What’s more, In search of the alpha indicates that 7 analysts have an average price target of $ 32.67 per share, the same as Yahoo! Finance.

However, TipRanks reports that 4 analysts have written on OPEN shares in the past 3 months and have an average price target of $ 35. It’s also close to my goal of $ 34.65 and represents a potential gain of 44.87% from today’s price.

This means that the sell side is very positive about Opendoor Technologies shares going forward. Even if it takes 2 years for the stock to reach $ 34.65 or 43.8% more, that implies that the average annual return will be 19.9% ​​per annum on a compound basis. For most investors, this is a very good return on their investment.

The risk is that prices will remain stable over this period.
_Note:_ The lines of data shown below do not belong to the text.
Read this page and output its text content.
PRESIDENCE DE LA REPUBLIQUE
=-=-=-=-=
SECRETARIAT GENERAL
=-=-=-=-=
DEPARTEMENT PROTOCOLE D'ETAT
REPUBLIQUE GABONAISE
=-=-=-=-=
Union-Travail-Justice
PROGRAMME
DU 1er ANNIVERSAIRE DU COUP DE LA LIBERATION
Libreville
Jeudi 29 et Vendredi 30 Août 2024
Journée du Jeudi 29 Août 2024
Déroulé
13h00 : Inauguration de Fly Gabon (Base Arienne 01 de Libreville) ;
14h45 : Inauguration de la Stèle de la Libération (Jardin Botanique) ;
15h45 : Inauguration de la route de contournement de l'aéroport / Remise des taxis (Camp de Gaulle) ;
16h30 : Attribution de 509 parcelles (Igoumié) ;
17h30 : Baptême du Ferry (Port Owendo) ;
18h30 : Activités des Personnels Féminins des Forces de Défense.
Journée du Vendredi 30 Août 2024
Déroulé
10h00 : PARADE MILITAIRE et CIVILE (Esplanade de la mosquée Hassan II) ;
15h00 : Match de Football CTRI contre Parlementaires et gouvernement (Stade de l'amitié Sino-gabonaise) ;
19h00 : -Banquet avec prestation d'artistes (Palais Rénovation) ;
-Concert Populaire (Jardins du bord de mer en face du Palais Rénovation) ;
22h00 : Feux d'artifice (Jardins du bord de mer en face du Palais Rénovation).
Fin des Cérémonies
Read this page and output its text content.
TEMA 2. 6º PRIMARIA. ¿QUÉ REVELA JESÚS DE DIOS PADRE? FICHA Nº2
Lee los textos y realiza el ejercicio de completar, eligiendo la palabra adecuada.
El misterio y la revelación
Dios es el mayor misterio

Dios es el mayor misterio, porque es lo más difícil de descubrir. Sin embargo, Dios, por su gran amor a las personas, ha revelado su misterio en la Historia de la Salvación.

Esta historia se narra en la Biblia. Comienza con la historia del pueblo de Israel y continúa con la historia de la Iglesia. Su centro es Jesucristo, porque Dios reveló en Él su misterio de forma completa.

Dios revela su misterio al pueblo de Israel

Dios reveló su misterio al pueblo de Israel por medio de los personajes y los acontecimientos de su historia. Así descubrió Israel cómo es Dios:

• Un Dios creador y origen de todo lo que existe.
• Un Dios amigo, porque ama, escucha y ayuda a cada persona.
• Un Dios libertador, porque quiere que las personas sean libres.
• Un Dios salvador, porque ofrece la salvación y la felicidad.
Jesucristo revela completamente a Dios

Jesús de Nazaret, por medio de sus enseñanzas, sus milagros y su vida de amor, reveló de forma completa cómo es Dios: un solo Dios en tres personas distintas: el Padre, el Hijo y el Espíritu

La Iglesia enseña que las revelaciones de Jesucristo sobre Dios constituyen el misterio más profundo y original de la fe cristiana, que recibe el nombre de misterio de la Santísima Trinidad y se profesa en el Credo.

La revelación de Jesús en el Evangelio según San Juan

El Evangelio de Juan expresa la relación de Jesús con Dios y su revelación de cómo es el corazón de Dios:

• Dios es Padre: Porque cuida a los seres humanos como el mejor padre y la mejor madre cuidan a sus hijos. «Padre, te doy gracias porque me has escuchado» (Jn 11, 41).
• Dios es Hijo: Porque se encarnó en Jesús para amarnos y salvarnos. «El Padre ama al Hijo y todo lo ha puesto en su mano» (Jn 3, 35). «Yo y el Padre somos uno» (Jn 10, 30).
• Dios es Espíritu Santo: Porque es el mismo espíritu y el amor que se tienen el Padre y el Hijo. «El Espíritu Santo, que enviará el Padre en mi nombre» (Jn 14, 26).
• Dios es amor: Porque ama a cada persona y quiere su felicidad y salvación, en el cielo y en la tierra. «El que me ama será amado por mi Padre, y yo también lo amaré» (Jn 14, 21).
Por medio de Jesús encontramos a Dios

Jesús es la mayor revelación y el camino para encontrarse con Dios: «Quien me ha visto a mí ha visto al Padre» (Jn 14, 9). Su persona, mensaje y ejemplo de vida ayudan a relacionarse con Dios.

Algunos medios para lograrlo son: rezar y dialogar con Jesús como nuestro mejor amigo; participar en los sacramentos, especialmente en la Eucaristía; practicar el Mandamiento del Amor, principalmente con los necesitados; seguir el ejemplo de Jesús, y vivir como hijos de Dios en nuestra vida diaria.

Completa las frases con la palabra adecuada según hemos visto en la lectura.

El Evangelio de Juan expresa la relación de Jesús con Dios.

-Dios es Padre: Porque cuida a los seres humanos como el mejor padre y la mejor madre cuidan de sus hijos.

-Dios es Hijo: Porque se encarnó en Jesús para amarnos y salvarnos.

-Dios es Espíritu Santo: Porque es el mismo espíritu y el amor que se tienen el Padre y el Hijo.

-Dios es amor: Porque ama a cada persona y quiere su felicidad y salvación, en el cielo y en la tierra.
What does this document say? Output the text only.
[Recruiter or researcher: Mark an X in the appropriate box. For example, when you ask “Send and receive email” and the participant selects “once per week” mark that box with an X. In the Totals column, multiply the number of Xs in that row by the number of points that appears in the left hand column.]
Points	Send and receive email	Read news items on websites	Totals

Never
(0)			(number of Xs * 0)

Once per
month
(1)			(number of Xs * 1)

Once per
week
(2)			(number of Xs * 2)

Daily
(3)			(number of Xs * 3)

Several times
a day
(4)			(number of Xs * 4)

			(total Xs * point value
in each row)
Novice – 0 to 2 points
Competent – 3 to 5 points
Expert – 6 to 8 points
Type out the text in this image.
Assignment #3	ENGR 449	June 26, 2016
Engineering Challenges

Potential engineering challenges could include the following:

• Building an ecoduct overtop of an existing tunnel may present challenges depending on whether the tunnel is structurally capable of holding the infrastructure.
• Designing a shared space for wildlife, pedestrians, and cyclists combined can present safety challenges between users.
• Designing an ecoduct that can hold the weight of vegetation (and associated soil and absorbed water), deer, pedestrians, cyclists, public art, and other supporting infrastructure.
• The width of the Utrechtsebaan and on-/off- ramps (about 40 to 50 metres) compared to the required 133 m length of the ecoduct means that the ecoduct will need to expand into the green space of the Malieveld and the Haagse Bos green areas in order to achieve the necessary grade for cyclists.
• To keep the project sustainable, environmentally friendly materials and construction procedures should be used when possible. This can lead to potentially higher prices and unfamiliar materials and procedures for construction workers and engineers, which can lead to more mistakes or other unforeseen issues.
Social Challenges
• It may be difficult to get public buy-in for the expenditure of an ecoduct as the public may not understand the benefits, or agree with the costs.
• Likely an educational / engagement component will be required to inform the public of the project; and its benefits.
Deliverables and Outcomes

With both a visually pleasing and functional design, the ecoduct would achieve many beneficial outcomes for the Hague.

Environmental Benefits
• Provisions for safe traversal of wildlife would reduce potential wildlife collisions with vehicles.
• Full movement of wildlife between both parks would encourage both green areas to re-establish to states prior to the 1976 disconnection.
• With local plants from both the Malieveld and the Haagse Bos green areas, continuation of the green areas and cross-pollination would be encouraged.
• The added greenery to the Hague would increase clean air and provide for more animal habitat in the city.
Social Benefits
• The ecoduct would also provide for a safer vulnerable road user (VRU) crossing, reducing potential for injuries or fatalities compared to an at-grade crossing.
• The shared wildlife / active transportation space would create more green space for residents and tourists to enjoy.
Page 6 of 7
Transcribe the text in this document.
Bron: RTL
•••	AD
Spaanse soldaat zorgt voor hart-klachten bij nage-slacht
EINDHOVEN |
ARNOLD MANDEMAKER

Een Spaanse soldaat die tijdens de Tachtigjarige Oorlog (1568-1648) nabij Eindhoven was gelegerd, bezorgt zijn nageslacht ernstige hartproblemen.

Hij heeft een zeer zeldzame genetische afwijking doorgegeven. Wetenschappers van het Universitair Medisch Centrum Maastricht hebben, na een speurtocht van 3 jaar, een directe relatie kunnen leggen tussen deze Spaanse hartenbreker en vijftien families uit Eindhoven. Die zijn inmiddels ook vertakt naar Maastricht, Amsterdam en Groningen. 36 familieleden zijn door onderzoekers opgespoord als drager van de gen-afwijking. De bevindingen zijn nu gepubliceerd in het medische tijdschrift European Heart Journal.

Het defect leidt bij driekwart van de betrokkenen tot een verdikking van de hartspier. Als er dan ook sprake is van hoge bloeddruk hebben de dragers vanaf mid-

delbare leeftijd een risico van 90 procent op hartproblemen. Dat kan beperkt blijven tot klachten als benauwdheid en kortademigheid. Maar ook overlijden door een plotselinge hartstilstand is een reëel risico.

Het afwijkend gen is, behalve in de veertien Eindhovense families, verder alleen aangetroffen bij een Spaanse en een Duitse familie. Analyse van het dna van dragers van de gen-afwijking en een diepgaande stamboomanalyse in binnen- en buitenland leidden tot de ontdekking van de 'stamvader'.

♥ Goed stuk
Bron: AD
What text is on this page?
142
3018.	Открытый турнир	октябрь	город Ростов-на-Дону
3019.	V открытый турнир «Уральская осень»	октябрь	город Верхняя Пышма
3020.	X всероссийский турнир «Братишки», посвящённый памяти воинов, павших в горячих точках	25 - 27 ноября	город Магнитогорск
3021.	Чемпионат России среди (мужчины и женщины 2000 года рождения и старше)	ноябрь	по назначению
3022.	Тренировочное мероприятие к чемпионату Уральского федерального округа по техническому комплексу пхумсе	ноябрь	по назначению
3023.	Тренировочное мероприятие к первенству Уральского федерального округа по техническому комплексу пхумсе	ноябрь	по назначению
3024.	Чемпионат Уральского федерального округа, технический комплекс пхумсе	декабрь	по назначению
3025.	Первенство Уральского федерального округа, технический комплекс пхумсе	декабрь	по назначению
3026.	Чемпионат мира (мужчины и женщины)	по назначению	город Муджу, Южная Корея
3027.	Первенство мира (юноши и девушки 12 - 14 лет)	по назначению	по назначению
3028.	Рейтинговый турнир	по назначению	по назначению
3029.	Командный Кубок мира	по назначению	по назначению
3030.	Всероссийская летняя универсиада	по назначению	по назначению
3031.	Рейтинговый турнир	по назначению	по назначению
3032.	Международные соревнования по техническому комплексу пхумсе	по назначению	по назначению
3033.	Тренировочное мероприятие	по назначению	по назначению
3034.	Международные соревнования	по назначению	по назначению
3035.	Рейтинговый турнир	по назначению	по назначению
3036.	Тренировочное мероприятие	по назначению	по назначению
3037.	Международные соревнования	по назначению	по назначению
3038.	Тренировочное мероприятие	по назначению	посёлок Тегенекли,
This could hurt the company’s returns and increase its costs, in particular its financing costs. However, even at 15 times expected earnings from home sales, the stock appears to reflect downside risks. This is because it is a very conservative multiple. With higher real estate profits, the multiple will likely be more than 20 times.

Most value-oriented investors will therefore begin to acquire a small portion of OPEN shares. And this despite the fact that it is constantly increasing. He is likely to go much higher.

As of the publication date, Mark R. Hake does not hold (directly or indirectly) any position in the securities mentioned in this article. The opinions expressed in this article are those of the author, subject to the publication guidelines of InvestorPlace.com.

Mark Hake writes about personal finance on mrhake.medium.com and run the Total Value of Return Guide that you can consult here.